I do believe in moral progress, both as a personal goal and as a concept worth saving; but if you want to talk about moral progress in an ideal sense rather than a historical sense, you have to construe a means of extrapolating it - since it is not guaranteed that our change under moral arguments resolves to a unique value system or even a unique transpersonal value system.

So I regard Q_P as an initial state that includes the specification of how it changes; if you construe a volition therefrom, I would call that EV_Q_P.

If you ask where EV_Q_P comes from causally, it is ev-psych plus memetic history plus your own construal of a specific extrapolation of reactivity to moral arguments.

If you ask how an FAI learns EV_Q_P it is by looking at the person, from within a framework of extrapolation that you (or rather I) defined.

If you ask how one would justify EV_Q_P, it is, like all good things, justified by appeal to Q_P.

If P's preferences change according to something that was in Q_P or EV_Q_P then they have changed in a good way, committed an act of moral progress, and hence - more or less by definition - stayed within the same "frame of moral reference", which is how I would refer to what the ancient Greeks and us have in common but a paperclip maximizer does not.

Should P's preferences change due to some force that was / would-be unwanted, like an Unfriendly AI reprogramming their brain, then as a moral judgment, I should say that they have been harmed, that their moral frame of reference has changed, and that their actions are now being directed by something other than "should".

Eliezer,

Sorry for not being more precise. I was actually asking what a given person's Q_P is, put in terms that we have already defined. You give a partial example of such a question, but it is not enough for me to tell what metaethical theory you are expressing. For example, suppose Mary currently values her own pleasure and nothing else, but that were she exposed to certain arguments she would come to value everyone's pleasure (in particular, the sum of everyone's pleasure) and that no other arguments would ever lead her to value anything else. This is obviously unrealistic, but I'm trying to determine what you mean via a simple example. Would Q_Mary be 'What maximizes Mary's pleasure?' or 'What maximizes the sum of pleasure?' or would it be something else?

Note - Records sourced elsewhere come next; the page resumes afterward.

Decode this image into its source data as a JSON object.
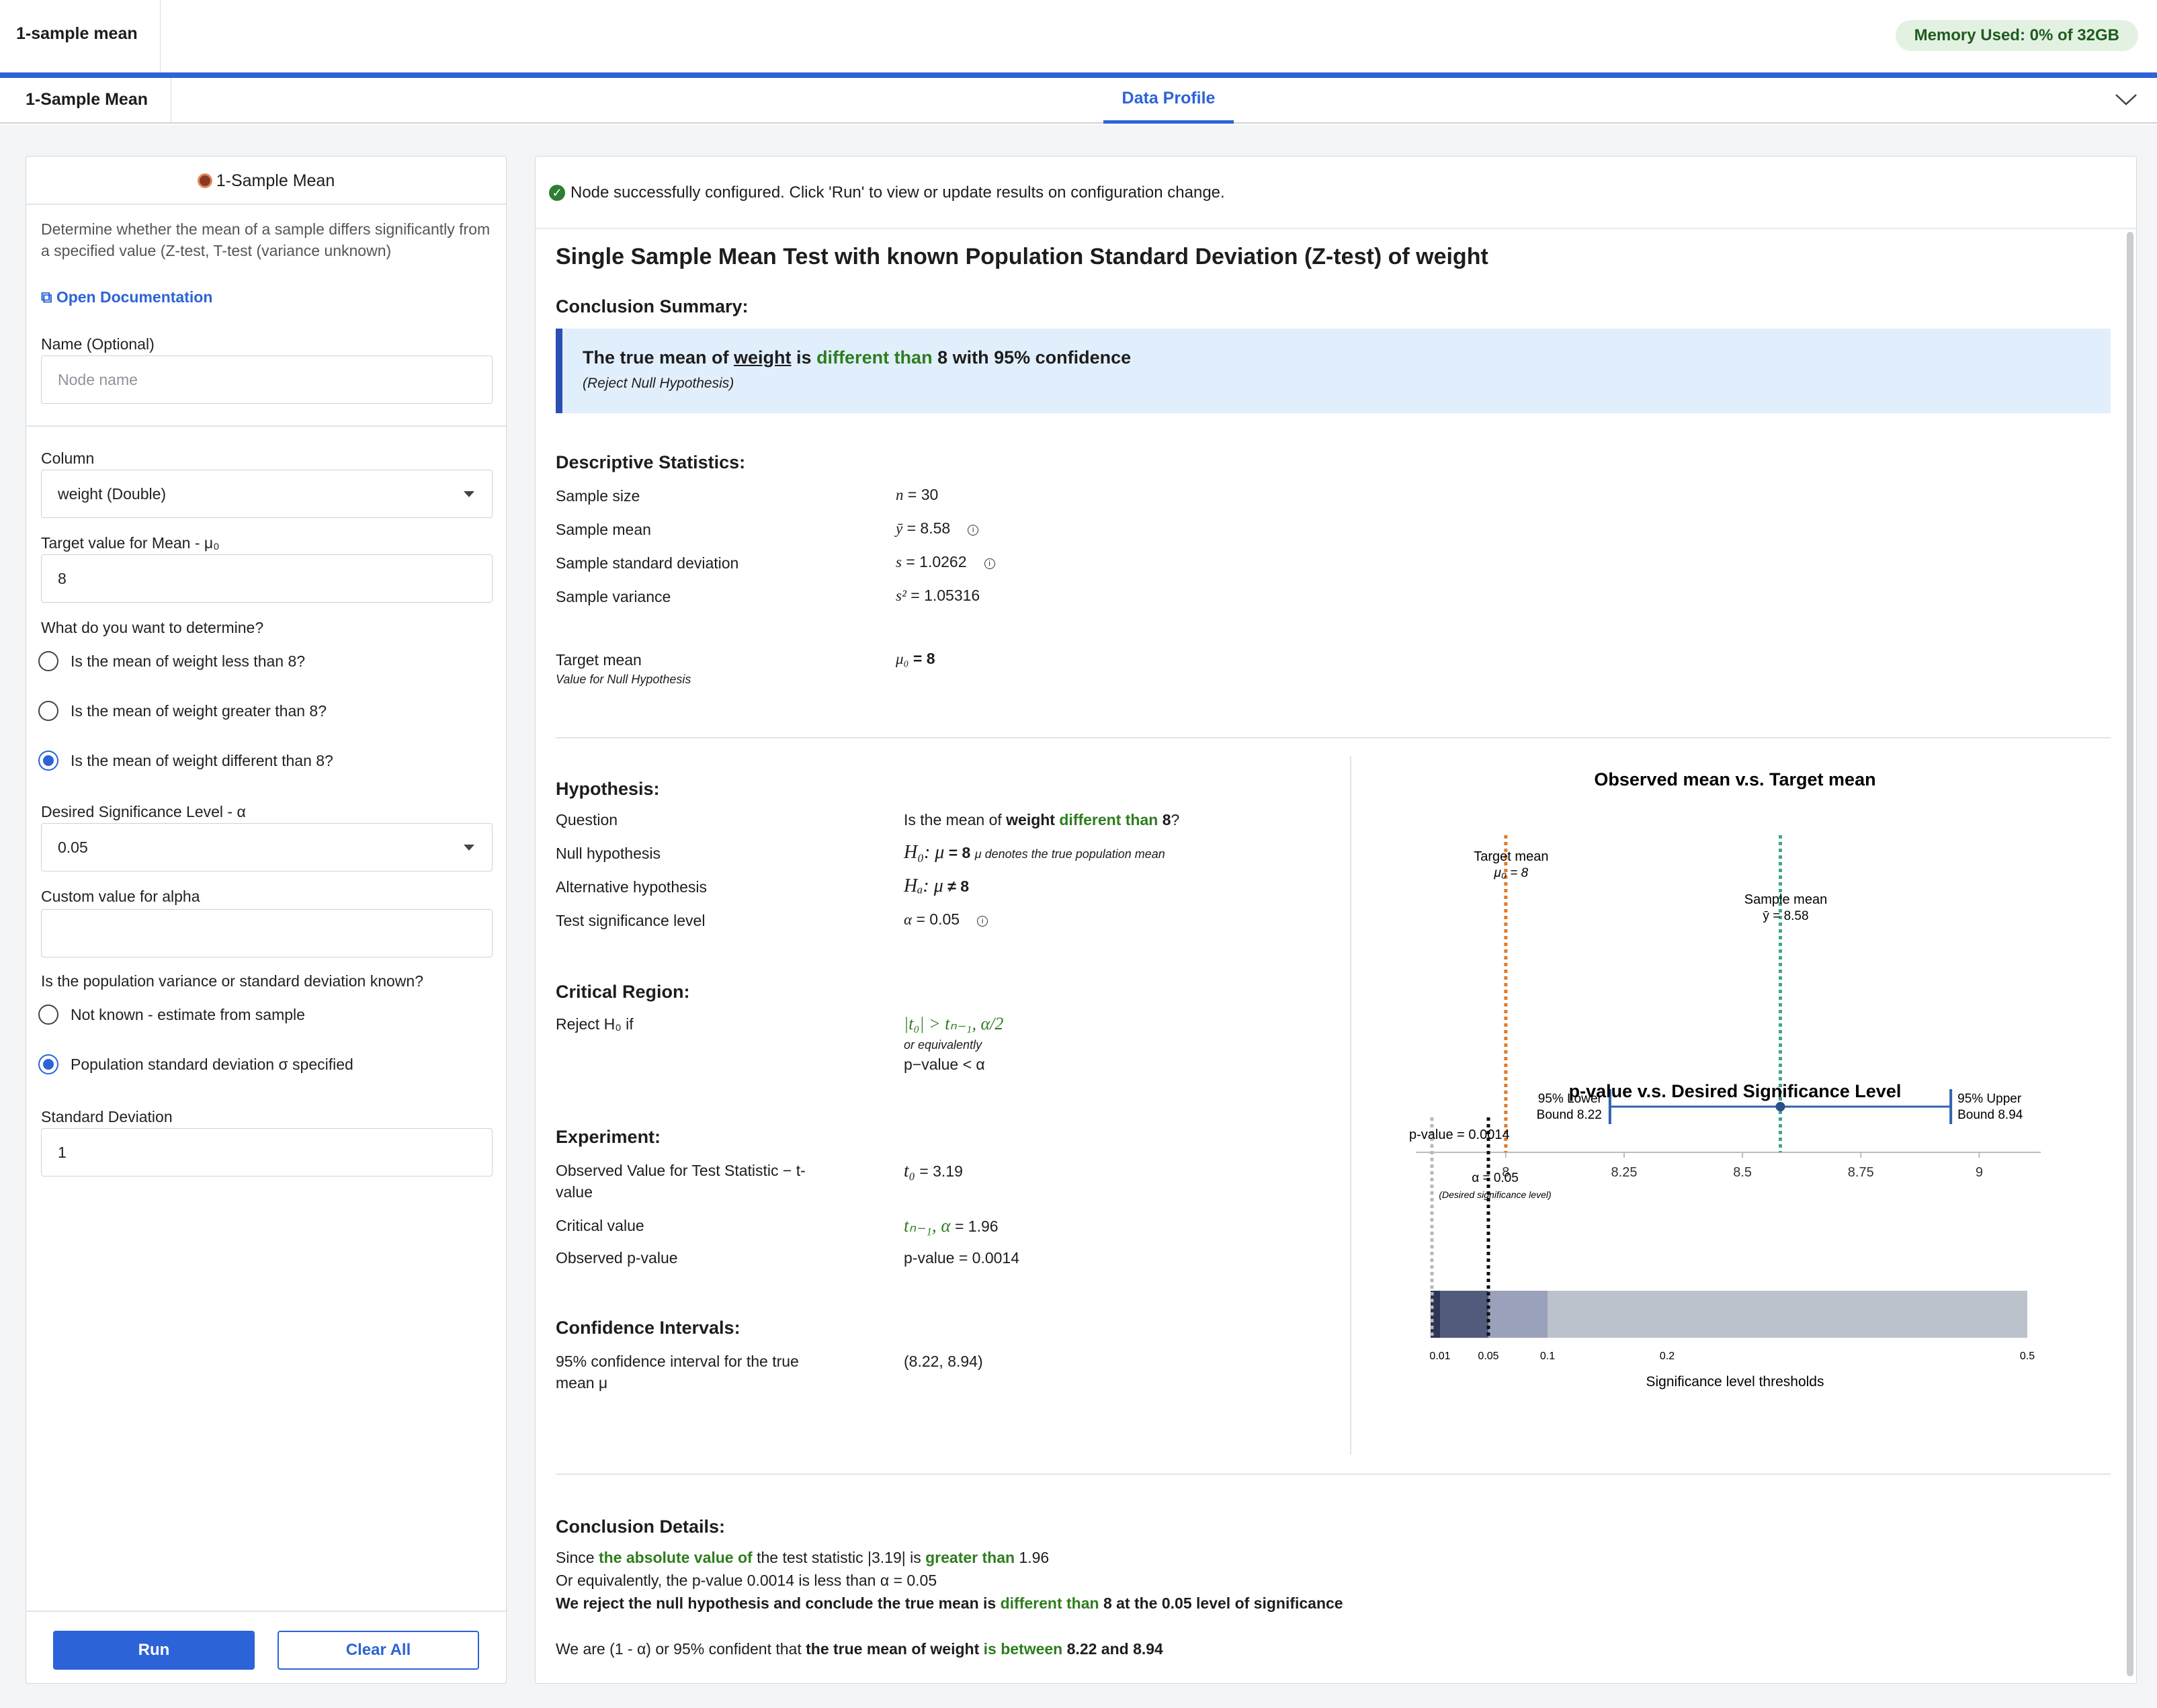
{
  "app": {
    "title": "1-sample mean",
    "memory": "Memory Used: 0% of 32GB"
  },
  "tabs": {
    "node_tab": "1-Sample Mean",
    "data_profile": "Data Profile"
  },
  "panel": {
    "title": "1-Sample Mean",
    "description": "Determine whether the mean of a sample differs significantly from a specified value (Z-test, T-test (variance unknown)",
    "doc_link": "Open Documentation",
    "name_label": "Name (Optional)",
    "name_placeholder": "Node name",
    "column_label": "Column",
    "column_value": "weight (Double)",
    "target_label": "Target value for Mean - μ₀",
    "target_value": "8",
    "determine_label": "What do you want to determine?",
    "options": [
      "Is the mean of weight less than 8?",
      "Is the mean of weight greater than 8?",
      "Is the mean of weight different than 8?"
    ],
    "selected_option": 2,
    "alpha_label": "Desired Significance Level - α",
    "alpha_value": "0.05",
    "custom_alpha_label": "Custom value for alpha",
    "custom_alpha_value": "",
    "variance_label": "Is the population variance or standard deviation known?",
    "variance_options": [
      "Not known - estimate from sample",
      "Population standard deviation σ specified"
    ],
    "variance_selected": 1,
    "sd_label": "Standard Deviation",
    "sd_value": "1",
    "run": "Run",
    "clear": "Clear All"
  },
  "results": {
    "status": "Node successfully configured. Click 'Run' to view or update results on configuration change.",
    "heading": "Single Sample Mean Test with known Population Standard Deviation (Z-test) of weight",
    "conclusion_summary_title": "Conclusion Summary:",
    "conclusion": {
      "p1": "The true mean of ",
      "var": "weight",
      "p2": " is ",
      "rel": "different than",
      "p3": " 8 with 95% confidence",
      "sub": "(Reject Null Hypothesis)"
    },
    "descriptive_title": "Descriptive Statistics:",
    "descriptive": [
      {
        "label": "Sample size",
        "sym": "n",
        "val": " = 30"
      },
      {
        "label": "Sample mean",
        "sym": "ȳ",
        "val": " = 8.58"
      },
      {
        "label": "Sample standard deviation",
        "sym": "s",
        "val": " = 1.0262"
      },
      {
        "label": "Sample variance",
        "sym": "s²",
        "val": " = 1.05316"
      }
    ],
    "target": {
      "label": "Target mean",
      "sub": "Value for Null Hypothesis",
      "sym": "μ₀",
      "val": " = 8"
    },
    "hypothesis_title": "Hypothesis:",
    "hypothesis": {
      "q_label": "Question",
      "q1": "Is the mean of ",
      "q_var": "weight",
      "q_rel": " different than ",
      "q_val": "8",
      "q_end": "?",
      "null_label": "Null hypothesis",
      "null_sym": "H₀: μ",
      "null_val": " = 8",
      "null_note": "μ denotes the true population mean",
      "alt_label": "Alternative hypothesis",
      "alt_sym": "Hₐ: μ",
      "alt_val": " ≠ 8",
      "sig_label": "Test significance level",
      "sig_sym": "α",
      "sig_val": " = 0.05"
    },
    "critical_title": "Critical Region:",
    "critical": {
      "label": "Reject H₀ if",
      "expr": "|t₀| > tₙ₋₁, α/2",
      "or": "or equivalently",
      "pexpr": "p−value < α"
    },
    "experiment_title": "Experiment:",
    "experiment": [
      {
        "label": "Observed Value for Test Statistic − t-",
        "label2": "value",
        "sym": "t₀",
        "val": " = 3.19"
      },
      {
        "label": "Critical value",
        "sym": "tₙ₋₁, α",
        "val": " = 1.96"
      },
      {
        "label": "Observed p-value",
        "sym": "",
        "val": "p-value = 0.0014"
      }
    ],
    "ci_title": "Confidence Intervals:",
    "ci": {
      "label": "95% confidence interval for the true",
      "label2": "mean μ",
      "val": "(8.22, 8.94)"
    },
    "details_title": "Conclusion Details:",
    "details": {
      "l1a": "Since ",
      "l1b": "the absolute value of",
      "l1c": " the test statistic |3.19| is ",
      "l1d": "greater than",
      "l1e": " 1.96",
      "l2": "Or equivalently, the p-value 0.0014 is less than α = 0.05",
      "l3a": "We reject the null hypothesis and conclude the true mean is ",
      "l3b": "different than",
      "l3c": " 8 at the 0.05 level of significance",
      "l4a": "We are (1 - α) or 95% confident that ",
      "l4b": "the true mean of weight ",
      "l4c": "is between",
      "l4d": " 8.22 and 8.94"
    }
  },
  "chart_data": [
    {
      "type": "scatter",
      "title": "Observed mean v.s. Target mean",
      "xticks": [
        8,
        8.25,
        8.5,
        8.75,
        9
      ],
      "xlim": [
        7.81,
        9.13
      ],
      "target_mean": 8,
      "target_label": "Target mean",
      "target_sub": "μ₀ = 8",
      "sample_mean": 8.58,
      "sample_label": "Sample mean",
      "sample_sub": "ȳ = 8.58",
      "lower": 8.22,
      "lower_label1": "95% Lower",
      "lower_label2": "Bound 8.22",
      "upper": 8.94,
      "upper_label1": "95% Upper",
      "upper_label2": "Bound 8.94",
      "colors": {
        "target": "#e07b2a",
        "sample": "#3aa88a",
        "interval": "#2f63b0"
      }
    },
    {
      "type": "bar",
      "title": "p-value v.s. Desired Significance Level",
      "xlabel": "Significance level thresholds",
      "xticks": [
        0.01,
        0.05,
        0.1,
        0.2,
        0.5
      ],
      "bands": [
        {
          "from": 0,
          "to": 0.01,
          "color": "#2f3655"
        },
        {
          "from": 0.01,
          "to": 0.05,
          "color": "#535b7c"
        },
        {
          "from": 0.05,
          "to": 0.1,
          "color": "#9aa1bb"
        },
        {
          "from": 0.1,
          "to": 0.5,
          "color": "#bcc2cb"
        }
      ],
      "pvalue": 0.0014,
      "p_label": "p-value = 0.0014",
      "alpha": 0.05,
      "alpha_label": "α = 0.05",
      "alpha_sub": "(Desired significance level)"
    }
  ]
}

On my attempted summary, Q_Mary would be the second of these questions as that is what she would want if she knew all relevant arguments. Also, does it matter whether we suppose that Mary is open to change to her original values or if she is strongly opposed to change to her original values?

(Items marked in bold have to be morally evaluated.)

I don't think so. For example, when I said 'incorrect' I meant 'made a judgement which was false'. When I said 'best' arguments, I didn't mean the morally superior arguments, just the ones that are most convincing (just as the 'best available scientific theory' is not a moral claim). Feel free to replace that with something like 'if she had access to all relevant arguments', or 'if there exists an argument which would convince her' or the like. There are many ways this could be made precise, but it is not my task to do so: I want you to do so, so that I can better see and reply to your position.

Regarding the comment about assessing future Q_Ps from the standpoint of old ones, I still don't see a precise answer here. For example, if Q_P,T1 approves of Q_P,T2 which approves of Q_P,T3 but Q_P,T1 doesn't approve of Q_P,T3, then what are we to say? Did two good changes make a bad change?

I think what Eliezer is saying is that our evolutionary psychology, memetic history and reaction to current moral arguments form the computational trajectory for our moral judgment. All the points on this trajectory are acceptable moral judgments but when new experiences are fed back through base program this trajectory can shift. The shift takes place at the base of the line as it extends from the program, rather than curving in the middle to include all the current moral values. Moral values that are contacted by this line are good and any that aren't contacted by this line are not good, like an off-on switch. This is because current moral judgments flow backwards.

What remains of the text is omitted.